211.68/144

The Secretary of State to the Minister in Greece ( MacVeagh )

No. 239

Sir: Reference is made to the Department’s telegram No. 55 dated November 4, 1933, and to your telegram No. 114 dated November 9, 1933,17 concerning the abrogation of the Treaty of Extradition concluded on May 6, 1931, between the United States and Greece.18

Consideration has been given recently to the matter of withdrawing the notice of abrogation in order that the treaty may be continued in force. You no doubt will recall that the notice of abrogation resulted from the determination by the Greek courts that under the treaty they are required to examine into the question of the guilt of the fugitive whose extradition is sought and that they are not limited merely to ascertaining whether the evidence submitted by the United States is sufficient to justify the apprehension of the accused and his commitment for trial.

The opposing view taken by this Government finds support in the practice followed by substantially all other nations in interpreting similar treaty provisions with the United States. It is possible that after further consideration the Greek authorities may be disposed to adopt a similar view, especially as it is stated in your telegram referred to that with the exception of the one with Great Britain all other extradition treaties concluded by Greece are based on the principle that it is not permissible for the court considering the request for extradition to inquire into the basis of the charges preferred against the accused.

Unless the Greek authorities are disposed to interpret the treaty with respect to which you gave notice of abrogation, in the same manner in which it is interpreted by this Government, it appears that little useful purpose would be served in withdrawing the notice of denunciation.

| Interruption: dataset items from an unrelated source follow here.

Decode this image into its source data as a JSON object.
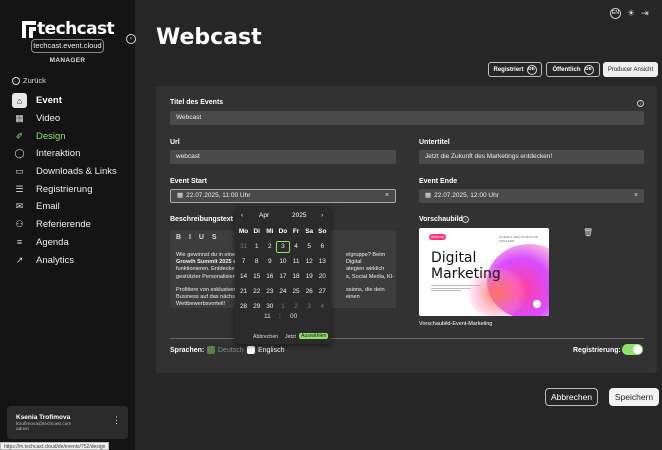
{
  "brand": {
    "name": "techcast",
    "domain": "techcast.event.cloud",
    "role": "MANAGER"
  },
  "sidebar": {
    "back_label": "Zurück",
    "items": [
      {
        "label": "Event",
        "icon": "home-icon"
      },
      {
        "label": "Video",
        "icon": "calendar-icon"
      },
      {
        "label": "Design",
        "icon": "brush-icon"
      },
      {
        "label": "Interaktion",
        "icon": "chat-icon"
      },
      {
        "label": "Downloads & Links",
        "icon": "download-icon"
      },
      {
        "label": "Registrierung",
        "icon": "register-icon"
      },
      {
        "label": "Email",
        "icon": "mail-icon"
      },
      {
        "label": "Referierende",
        "icon": "people-icon"
      },
      {
        "label": "Agenda",
        "icon": "list-icon"
      },
      {
        "label": "Analytics",
        "icon": "chart-icon"
      }
    ],
    "user": {
      "name": "Ksenia Trofimova",
      "email": "ktrofimova@techcast.com",
      "role": "admin"
    }
  },
  "status_url": "https://m.techcast.cloud/de/events/752/design",
  "header": {
    "title": "Webcast",
    "lang": "EN"
  },
  "toolbar": {
    "registered_label": "Registriert",
    "public_label": "Öffentlich",
    "lang_badge": "DE",
    "producer_label": "Producer Ansicht"
  },
  "form": {
    "title_label": "Titel des Events",
    "title_value": "Webcast",
    "url_label": "Url",
    "url_value": "webcast",
    "subtitle_label": "Untertitel",
    "subtitle_value": "Jetzt die Zukunft des Marketings entdecken!",
    "start_label": "Event Start",
    "start_value": "22.07.2025, 11:00 Uhr",
    "end_label": "Event Ende",
    "end_value": "22.07.2025, 12:00 Uhr",
    "description_label": "Beschreibungstext",
    "editor_toolbar": "B I U S",
    "desc_line1": "Wie gewinnst du in einer",
    "desc_line2": "Growth Summit 2025 erf",
    "desc_line3": "funktionieren. Entdecke i",
    "desc_line4": "gestützter Personalisierun",
    "desc_line5": "Profitiere von exklusiven",
    "desc_line6": "Business auf das nächste",
    "desc_line7": "Wettbewerbsvorteil!",
    "desc_r1": "elgruppe? Beim Digital",
    "desc_r2": "ategien wirklich",
    "desc_r3": "s, Social Media, KI-",
    "desc_r4": "ssions, die dein",
    "desc_r5": "einen",
    "preview_label": "Vorschaubild",
    "preview_caption": "Vorschaubild-Event-Marketing",
    "preview_big_text": "Digital Marketing",
    "preview_badge": "Webcast",
    "preview_nav": "AGENDA  REGISTRATION  SPEAKER",
    "languages_label": "Sprachen:",
    "lang_de": "Deutsch",
    "lang_en": "Englisch",
    "registration_label": "Registrierung:"
  },
  "actions": {
    "cancel_label": "Abbrechen",
    "save_label": "Speichern"
  },
  "datepicker": {
    "month": "Apr",
    "year": "2025",
    "weekdays": [
      "Mo",
      "Di",
      "Mi",
      "Do",
      "Fr",
      "Sa",
      "So"
    ],
    "weeks": [
      [
        "31",
        "1",
        "2",
        "3",
        "4",
        "5",
        "6"
      ],
      [
        "7",
        "8",
        "9",
        "10",
        "11",
        "12",
        "13"
      ],
      [
        "14",
        "15",
        "16",
        "17",
        "18",
        "19",
        "20"
      ],
      [
        "21",
        "22",
        "23",
        "24",
        "25",
        "26",
        "27"
      ],
      [
        "28",
        "29",
        "30",
        "1",
        "2",
        "3",
        "4"
      ]
    ],
    "selected": "3",
    "hour": "11",
    "minute": "00",
    "time_sep": ":",
    "cancel_label": "Abbrechen",
    "now_label": "Jetzt",
    "choose_label": "Auswählen"
  }
}
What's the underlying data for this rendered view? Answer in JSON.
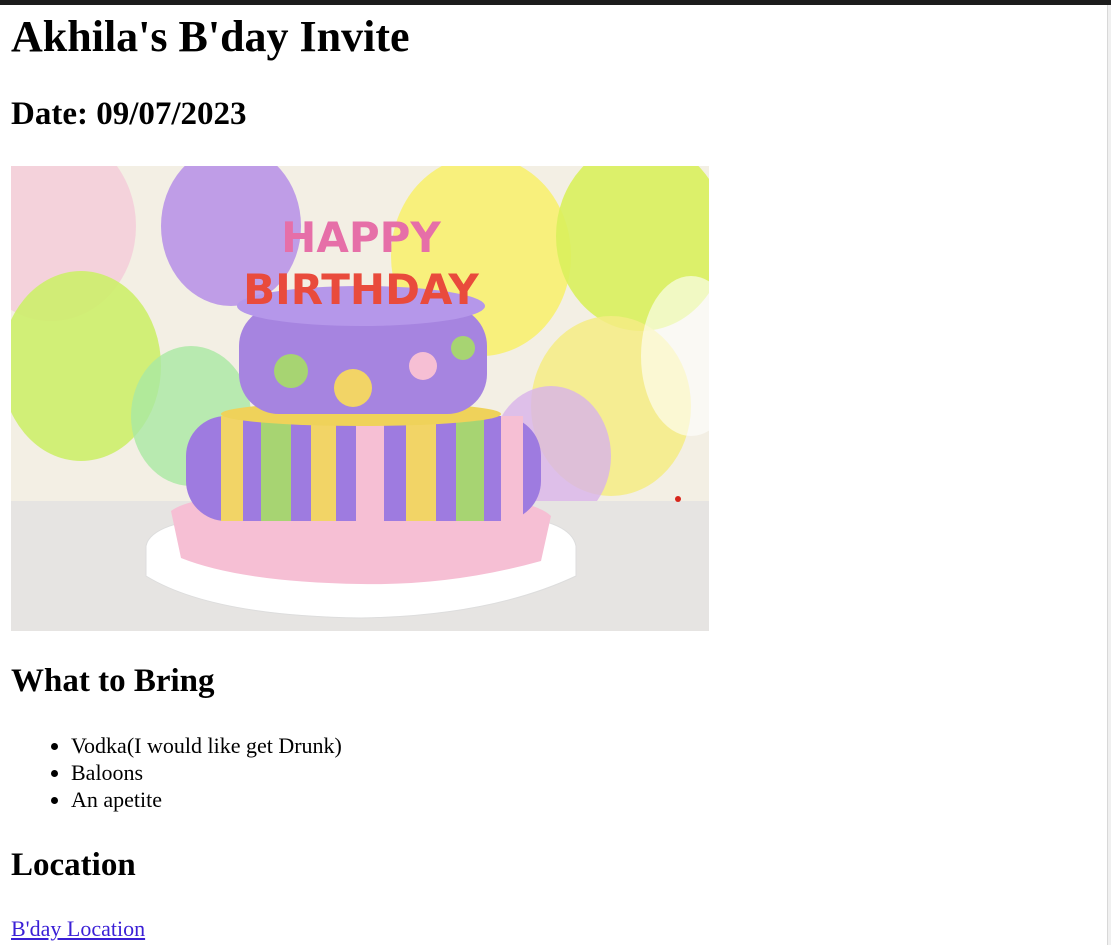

With a view to determining whether the notice should be withdrawn it is desired that you discuss the matter informally with the Greek authorities and report concerning their attitude toward the proposed action.

It may be pointed out in this relation that the Department would [Page 428] not be disposed to withdraw the notice in the absence of a formal assurance by the Greek Government that it accepts the interpretation of this Government with respect to the extent of the hearing to be accorded a person charged. This could perhaps best be accomplished by the conclusion of a protocol. I attach a draft of such a protocol which you are permitted to use in your discussions if the occasion presents itself. If the Greek authorities are disposed to accept the views of this Government and to set forth their concurrence in a protocol, doubtless the withdrawal of the notice of abrogation and the signature of the protocol would take place simultaneously.

Very truly yours,

For the Secretary of State:
E. Walton Moore
[Enclosure]

Draft Protocol

Whereas a difference has arisen between the Government of the United States of America and the Government of Greece with respect to the proper interpretation of Article I of the Treaty of Extradition concluded on May 6, 1931, between the United States and Greece, and in particular, with respect to the final clause of such Article which reads as follows:

“Provided That such surrender shall take place only upon such evidence of criminality as according to the laws of the place where the fugitive or person so charged shall be found, would justify his apprehension and commitment for trial if the crime or offense had been there committed.…”

Whereas it is desirable that such differences should be resolved, it is agreed as follows:

The final clause of Article I of the Treaty of Extradition concluded on May 6, 1931, between the United States and Greece, shall, from and after this date, be understood to mean that the court or magistrate considering the request for extradition shall examine only into the question of the sufficiency of the evidence submitted by the demanding Government to justify the apprehension and commitment for trial of the person charged; or in other words, whether the evidence discloses probable cause for believing in the guilt of the person charged. It is further understood that the quoted treaty provisions do not signify that the court or magistrate is authorized to determine the question of the guilt or innocence of the person charged.

In faith whereof the undersigned plenipotentiaries have signed the present protocol and affixed thereto their respective seals.

Done in duplicate at Athens, Greece, the . . . . . day of. . . . . . .

19 …

  1. Neither printed.
  2. For text of treaty, see Foreign Relations, 1931, vol. ii, p. 378.